В ту незабываемую ночь, когда сходились, будто влюбленные, малиновые зори, застряла в голове у Витальки мысль: «Я докажу. Я разве хуже других?»

Виталька возненавидел «ЗИС» смертельной ненавистью, решил во что бы то ни стало ликвидировать все его болячки, чтобы отомстить потом. Но «ЗИС» был не из покорных: он больно бил Витальку рукояткой по пальцам, неизвестно где терял искру. Нашла коса на камень. Виталька, кажется, не отходил от машины ни днем ни ночью. И через месяц все-таки завел ее, пролетел по улице, распугивая собак и кур. Он еще долго «мытарил» своего врага на поскотине, а когда пригнал к гаражу и заглушил двигатель, сказал, улыбнувшись: «Не машина. Чудо». И погладил теплый капот.
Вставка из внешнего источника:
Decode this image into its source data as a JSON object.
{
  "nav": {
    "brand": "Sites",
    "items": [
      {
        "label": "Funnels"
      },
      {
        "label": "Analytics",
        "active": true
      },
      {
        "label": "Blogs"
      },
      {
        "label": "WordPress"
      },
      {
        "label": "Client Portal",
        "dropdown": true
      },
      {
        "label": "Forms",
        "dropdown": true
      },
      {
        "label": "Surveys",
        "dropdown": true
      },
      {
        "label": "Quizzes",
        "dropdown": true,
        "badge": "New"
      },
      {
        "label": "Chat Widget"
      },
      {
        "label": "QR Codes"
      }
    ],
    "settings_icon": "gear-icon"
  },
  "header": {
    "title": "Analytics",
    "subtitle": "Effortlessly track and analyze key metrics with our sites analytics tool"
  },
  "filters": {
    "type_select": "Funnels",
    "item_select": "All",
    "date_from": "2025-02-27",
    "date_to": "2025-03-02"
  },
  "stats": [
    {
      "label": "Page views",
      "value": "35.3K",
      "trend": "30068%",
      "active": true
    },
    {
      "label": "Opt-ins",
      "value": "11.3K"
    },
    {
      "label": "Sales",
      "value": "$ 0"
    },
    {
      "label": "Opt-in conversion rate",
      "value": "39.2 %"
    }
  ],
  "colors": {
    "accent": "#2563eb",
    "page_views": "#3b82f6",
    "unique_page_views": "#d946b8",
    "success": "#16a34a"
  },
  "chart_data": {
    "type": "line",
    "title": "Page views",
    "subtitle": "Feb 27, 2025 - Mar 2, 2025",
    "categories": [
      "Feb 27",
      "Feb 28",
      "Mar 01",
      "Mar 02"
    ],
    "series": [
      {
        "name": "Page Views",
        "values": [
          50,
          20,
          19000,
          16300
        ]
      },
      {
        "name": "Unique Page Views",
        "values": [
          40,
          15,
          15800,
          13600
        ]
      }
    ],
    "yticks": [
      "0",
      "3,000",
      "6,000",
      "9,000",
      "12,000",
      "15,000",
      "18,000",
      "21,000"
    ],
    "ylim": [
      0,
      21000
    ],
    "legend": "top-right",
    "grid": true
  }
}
Никто не сказал Витальке: «Молодец! Здорово!» Все приняли это как само собой разумеющееся. Только Кудинов подмигнул хитровато: «Вот! Это уже по-гвардейски!»

…Отпенились белой кипенью сады и рябиновые рощи, а зори были все такими же приветливыми и щедрыми. Темп работы, взятый при ремонте машины, Виталька мог бы спокойно ослабить. Но, как говорится, закусил удила. Раньше всех оживал в гараже его старый грузовик, раньше других уходил под погрузку, и шофера подшучивали: «Ты не ночуешь ли с ним в обнимку?»
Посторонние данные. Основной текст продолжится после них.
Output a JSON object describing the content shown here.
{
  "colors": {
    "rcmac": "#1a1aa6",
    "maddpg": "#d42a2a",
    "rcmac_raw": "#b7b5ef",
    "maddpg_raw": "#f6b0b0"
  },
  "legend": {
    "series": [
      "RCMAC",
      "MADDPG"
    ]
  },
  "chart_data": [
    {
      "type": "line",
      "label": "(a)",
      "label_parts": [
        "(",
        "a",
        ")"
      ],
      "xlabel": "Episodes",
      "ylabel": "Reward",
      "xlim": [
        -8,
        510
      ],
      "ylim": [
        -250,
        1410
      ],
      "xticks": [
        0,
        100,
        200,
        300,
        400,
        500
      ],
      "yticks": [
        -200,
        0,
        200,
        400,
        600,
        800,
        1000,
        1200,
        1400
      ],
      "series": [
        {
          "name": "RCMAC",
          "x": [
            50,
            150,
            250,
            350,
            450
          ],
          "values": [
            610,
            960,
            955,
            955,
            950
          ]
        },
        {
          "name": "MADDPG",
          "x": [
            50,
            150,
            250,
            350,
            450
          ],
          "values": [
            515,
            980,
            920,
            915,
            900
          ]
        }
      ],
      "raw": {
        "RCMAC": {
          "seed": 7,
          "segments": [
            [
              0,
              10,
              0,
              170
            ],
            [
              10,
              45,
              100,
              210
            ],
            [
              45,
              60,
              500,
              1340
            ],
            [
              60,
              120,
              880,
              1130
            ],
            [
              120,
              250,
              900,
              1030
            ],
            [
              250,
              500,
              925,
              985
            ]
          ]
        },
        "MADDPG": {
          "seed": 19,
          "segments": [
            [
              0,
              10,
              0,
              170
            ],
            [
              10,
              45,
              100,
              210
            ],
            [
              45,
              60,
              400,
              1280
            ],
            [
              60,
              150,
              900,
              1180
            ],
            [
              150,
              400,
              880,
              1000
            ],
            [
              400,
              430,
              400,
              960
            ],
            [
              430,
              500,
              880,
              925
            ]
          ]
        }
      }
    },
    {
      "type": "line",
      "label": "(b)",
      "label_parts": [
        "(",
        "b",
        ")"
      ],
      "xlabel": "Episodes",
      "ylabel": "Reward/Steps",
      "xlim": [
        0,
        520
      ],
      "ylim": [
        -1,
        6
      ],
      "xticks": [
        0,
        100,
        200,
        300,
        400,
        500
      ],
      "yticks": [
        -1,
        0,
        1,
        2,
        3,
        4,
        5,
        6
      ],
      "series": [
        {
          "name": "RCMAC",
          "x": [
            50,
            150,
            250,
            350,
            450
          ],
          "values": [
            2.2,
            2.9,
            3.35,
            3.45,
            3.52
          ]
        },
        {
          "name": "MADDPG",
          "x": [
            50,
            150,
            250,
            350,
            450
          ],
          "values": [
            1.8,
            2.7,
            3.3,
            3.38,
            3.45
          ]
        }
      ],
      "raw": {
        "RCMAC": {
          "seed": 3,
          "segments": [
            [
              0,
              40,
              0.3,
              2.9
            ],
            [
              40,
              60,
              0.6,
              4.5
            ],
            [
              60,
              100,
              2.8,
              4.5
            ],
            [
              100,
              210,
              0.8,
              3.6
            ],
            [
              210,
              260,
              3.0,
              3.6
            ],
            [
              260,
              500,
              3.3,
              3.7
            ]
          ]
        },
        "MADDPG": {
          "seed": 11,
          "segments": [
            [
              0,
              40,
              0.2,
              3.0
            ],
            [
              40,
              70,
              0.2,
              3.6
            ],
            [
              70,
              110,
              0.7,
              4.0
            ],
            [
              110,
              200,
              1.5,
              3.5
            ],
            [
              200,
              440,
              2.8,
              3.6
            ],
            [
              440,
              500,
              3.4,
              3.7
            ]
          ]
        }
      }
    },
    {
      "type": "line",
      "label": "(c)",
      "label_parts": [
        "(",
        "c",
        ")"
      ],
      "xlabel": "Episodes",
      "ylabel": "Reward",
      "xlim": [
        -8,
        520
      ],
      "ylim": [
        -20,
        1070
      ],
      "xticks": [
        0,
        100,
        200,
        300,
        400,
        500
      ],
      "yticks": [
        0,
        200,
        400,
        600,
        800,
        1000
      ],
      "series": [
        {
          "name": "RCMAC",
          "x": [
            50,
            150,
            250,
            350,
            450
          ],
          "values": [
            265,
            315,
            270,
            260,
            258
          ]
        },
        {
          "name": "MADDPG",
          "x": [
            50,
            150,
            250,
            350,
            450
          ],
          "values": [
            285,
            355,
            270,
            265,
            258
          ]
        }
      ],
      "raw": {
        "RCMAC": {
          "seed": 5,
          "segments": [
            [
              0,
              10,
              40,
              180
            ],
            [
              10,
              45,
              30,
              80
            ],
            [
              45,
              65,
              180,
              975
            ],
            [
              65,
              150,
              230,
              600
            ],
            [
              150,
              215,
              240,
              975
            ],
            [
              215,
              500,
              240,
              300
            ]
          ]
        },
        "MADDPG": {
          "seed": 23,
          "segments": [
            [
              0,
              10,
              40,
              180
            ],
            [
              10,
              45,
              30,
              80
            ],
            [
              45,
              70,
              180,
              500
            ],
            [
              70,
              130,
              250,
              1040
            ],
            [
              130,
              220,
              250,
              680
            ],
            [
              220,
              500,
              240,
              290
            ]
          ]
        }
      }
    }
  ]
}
– А что, прикажете ждать, пока у ваших баб квашни выкиснут? – отвечал он.

…Так прошло лето, и осень, и зима. На другую весну, в конце посевной, Виталька неожиданно встретился в районном поселке Чистоозерском с Жорой. И почему-то не прогнал его. Они сидели в «хавире». Подвывал магнитофон с записями Высоцкого: «А на кладбище все спокойненько!» Рядом сидели подвыпившие девчонки. Одна, одетая во все черное, хозяйка дома – кондового крестовика, заросшего сиренью; другая – полногрудая толстушка, в сером жакете, в коротенькой, измятой в гармошку юбочке. Был там и местный поэт из Чистоозерки, Аркадий Океанов, мужчина толстый, изрядно хмельной, с заячьей губой. Он нежно поглядывал на голубоглазую хозяйку и твердил одно и то же:

 
– Дай-ка, пес, я тебя поцелую.
За разбуженный в сердце май!
 

Виталькину машину, чтобы не привлекать внимание автоинспектора, загнали во двор, под навес, уткнув носом в березовую поленницу. Курили кубинские сигареты, и фикус, нависший над столом, лоснился от света и от зеленого сырого дыма. Хозяйка выставила на стол четыре бутылки самогона, замаскированного под коньяк, принесла из кухни и почти уронила на клеенку черную сковородку с вывалянными в муке, прожаренными карасями в сметане. Красивое, белое, как мел, лицо ее, оттеняемое наглухо застегнутым воротником, и светлый ливень волос поразили не только Океанова, но и Витальку. Он был сильнее поэта и моложе, и, может быть, потому она шла навстречу ему. Смеялась, не закусывая пила пахнущий ванилью самогон.

– Ты красивый, – говорила. – Особый.

Поэт улавливал резкий Виталькин прищур и говорил стихами:

 
– Он по-собачьи дьявольски красив,
Ему б работать Аполлоном в нише!
 

Жора подходил в обнимку с толстушкой, просил:

– Давай, славная душа, выпьем!

Поэт брал руками жирных карасей, обкапывал пиджак.

– Ты Жорин друг будешь? Ага? – спрашивал он Витальку. – Хороший Жора человек, полезный для всех! Правда, Жоржик?

Виталька верил этому доброму толстяку, потому что часто читал в районной газете стихи, подписанные его именем, и сейчас, увидев его «живого», с удивлением рассматривал нос, лицо, одежду, выискивал что-то необыкновенное, поэтическое. Пристальное внимание Витальки Океанов принимал за выражение ревности и потому опасался его.